Sunday 16 April 2017

The half-cock economy

Drive your car on full acceleration with the brakes on and you'll get a lot of smoke and flames and make a nice mess of the engine. Yet that's exactly what they're doing  to the British economy as the  Bank of England's monetary policy pulls in one direction and the government's fiscal policy works in another. No smoke or fumes yet, but the result is an economy run at half cock with a loss of growth, jobs and productivity. It gives confused signals on investment. Each policy cancels the other out and ensures that the economy is underpowered.J
ust when we need it strong to face the uncertainties of Brexit.

The Bank of England rightly sees a need for economic stimulus to boost Britain's slow recovery from the 2008 Great Recession. It has already printed 375 billion quid through Quantitive Easing It's keeping interest rates at record lows for the longest period ever. Both stimulate growth and investment, though the benefits are muted because the Banks have kept much of the QE money in reserves rather than lending it out while cheap money boosts house prices already well over the level at which most people can buy. 

In fact of course the Bank has to keep money cheap because  an increase in interest rates would do deep damage to individuals and businesses who've binged on debt just to keep going. So what else is it to do when government's fiscal policy works in the opposite direction? The governmental obsession with balancing the budget and reducing government debt means ever more cuts and lower public spending, not the balanced growth the economy needs.

 Only public spending can finance the mass build of public housing for rent the people need rather than building luxury accomodation for the rich as w the market dictates.Building millions of council houses drove economic growth under every government before 1979 .It could again. It won't happen unless the government borrows to finance it.

Only public spending can improve the transport network, the roads, railways and port facilities the nation needs.
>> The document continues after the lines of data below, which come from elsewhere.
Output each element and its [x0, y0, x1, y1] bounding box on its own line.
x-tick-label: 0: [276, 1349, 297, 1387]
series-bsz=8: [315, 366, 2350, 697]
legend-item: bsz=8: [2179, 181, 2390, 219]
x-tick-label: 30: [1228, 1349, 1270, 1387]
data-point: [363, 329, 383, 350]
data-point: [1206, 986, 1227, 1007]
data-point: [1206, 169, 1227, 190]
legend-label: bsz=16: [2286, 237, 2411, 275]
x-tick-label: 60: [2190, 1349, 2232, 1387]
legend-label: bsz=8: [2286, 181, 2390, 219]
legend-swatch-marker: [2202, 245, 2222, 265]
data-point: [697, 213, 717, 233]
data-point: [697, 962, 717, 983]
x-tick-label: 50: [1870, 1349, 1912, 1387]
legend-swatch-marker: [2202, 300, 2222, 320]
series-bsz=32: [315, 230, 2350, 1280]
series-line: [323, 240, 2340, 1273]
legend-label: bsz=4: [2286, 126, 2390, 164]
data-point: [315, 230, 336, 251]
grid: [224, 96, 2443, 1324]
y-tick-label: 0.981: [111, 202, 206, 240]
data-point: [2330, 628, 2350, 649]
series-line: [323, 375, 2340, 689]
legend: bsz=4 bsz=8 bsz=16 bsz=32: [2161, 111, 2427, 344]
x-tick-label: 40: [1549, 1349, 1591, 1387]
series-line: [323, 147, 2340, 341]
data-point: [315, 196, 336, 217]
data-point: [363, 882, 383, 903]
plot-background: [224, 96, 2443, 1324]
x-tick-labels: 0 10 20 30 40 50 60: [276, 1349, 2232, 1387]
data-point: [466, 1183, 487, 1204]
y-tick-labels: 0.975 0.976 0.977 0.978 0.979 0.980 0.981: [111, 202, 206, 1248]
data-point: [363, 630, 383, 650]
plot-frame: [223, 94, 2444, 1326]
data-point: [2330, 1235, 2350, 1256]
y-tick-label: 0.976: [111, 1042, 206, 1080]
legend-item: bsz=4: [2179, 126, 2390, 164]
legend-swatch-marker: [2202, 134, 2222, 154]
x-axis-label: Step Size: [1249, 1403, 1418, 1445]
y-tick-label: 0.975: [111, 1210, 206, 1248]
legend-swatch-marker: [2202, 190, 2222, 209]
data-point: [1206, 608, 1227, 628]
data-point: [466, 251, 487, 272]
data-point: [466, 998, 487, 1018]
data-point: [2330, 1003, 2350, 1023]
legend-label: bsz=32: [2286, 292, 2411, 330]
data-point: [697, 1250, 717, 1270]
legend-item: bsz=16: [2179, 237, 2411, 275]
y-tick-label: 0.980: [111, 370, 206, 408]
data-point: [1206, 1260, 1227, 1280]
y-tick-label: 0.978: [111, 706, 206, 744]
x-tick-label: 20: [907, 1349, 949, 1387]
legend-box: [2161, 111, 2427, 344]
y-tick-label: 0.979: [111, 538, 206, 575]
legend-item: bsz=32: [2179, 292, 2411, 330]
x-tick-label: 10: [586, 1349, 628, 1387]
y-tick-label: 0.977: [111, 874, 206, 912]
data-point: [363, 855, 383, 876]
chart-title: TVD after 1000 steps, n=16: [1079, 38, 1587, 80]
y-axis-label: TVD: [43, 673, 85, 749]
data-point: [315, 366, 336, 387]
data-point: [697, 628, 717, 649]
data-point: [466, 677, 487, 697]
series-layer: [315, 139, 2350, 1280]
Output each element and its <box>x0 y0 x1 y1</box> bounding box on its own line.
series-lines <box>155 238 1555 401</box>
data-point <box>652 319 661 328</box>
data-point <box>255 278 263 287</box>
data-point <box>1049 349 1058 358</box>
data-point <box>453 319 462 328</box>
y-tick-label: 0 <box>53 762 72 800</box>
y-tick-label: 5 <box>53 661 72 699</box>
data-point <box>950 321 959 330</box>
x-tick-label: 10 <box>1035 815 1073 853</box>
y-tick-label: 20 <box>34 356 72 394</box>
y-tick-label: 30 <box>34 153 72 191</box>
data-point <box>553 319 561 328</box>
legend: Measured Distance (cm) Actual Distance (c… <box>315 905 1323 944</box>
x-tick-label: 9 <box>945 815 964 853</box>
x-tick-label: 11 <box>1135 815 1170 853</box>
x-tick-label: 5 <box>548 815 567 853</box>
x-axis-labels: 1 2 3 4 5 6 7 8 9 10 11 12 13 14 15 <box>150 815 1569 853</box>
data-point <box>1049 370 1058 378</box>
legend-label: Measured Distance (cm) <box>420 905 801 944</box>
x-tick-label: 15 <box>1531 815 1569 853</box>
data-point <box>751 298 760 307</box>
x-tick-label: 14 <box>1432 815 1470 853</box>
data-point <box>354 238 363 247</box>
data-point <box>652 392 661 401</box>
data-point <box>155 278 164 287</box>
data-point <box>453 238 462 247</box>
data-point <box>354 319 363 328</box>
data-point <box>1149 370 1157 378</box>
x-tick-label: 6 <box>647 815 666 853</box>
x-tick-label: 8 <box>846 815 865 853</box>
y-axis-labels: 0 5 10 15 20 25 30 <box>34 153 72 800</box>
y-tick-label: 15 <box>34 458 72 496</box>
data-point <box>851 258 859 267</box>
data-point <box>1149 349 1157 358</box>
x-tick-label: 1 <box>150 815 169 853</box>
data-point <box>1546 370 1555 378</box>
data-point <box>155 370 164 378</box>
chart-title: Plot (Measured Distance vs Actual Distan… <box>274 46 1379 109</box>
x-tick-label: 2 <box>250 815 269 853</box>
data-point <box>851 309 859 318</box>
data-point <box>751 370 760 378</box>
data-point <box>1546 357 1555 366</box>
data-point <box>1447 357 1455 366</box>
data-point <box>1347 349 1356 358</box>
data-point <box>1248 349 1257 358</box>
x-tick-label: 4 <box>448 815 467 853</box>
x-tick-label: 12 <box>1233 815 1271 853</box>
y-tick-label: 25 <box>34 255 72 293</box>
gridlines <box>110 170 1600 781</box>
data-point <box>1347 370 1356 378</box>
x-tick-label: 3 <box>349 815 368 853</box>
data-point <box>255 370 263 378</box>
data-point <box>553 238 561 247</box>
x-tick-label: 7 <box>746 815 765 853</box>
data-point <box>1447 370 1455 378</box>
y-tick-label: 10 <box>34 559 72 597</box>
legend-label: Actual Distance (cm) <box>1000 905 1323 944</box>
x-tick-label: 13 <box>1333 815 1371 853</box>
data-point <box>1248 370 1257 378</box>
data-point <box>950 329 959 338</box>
It can finance the investment in building andrebuilding hospitals, schools,local facilities,and the new power generation In all those areas Britain needs investment now, not big white elephant projects privately financed, as promised by this government. Neither pie in the sky nor HS2,3 or even 4 are any substitute for houses in fields right now.

Until the economy fires on both its fiscal and the monetary cylinders, growth will be lower, unemployment and poverty higher and families will be forced to sustain stagnant household incomes by debt, remortgaging their houses and having their kids live at home into adulthood. An economy with it's  brakes half on will be both more vulnerable and less confident in the face of the stresses and strains of Brexit which are to come.

Better balanced growth is the only way to allow the economy to deal with the burdens of debt. Cuts shrink.Growth builds a bigger economy to bear the heavier burden. The only alternative is to go on with the present folly of blowing  up  a growing bubble of debt: debt abroad to cover our 6% trade deficit, debt by businesses to keep going, debt by households to keep buying, debt by students to keep learning all supplemented by borrowing financed from rising house prices to maintain living standards. Better to stop blowing bubbles and remember that something which can't go on forever probably wont. Even if we do it at half cock.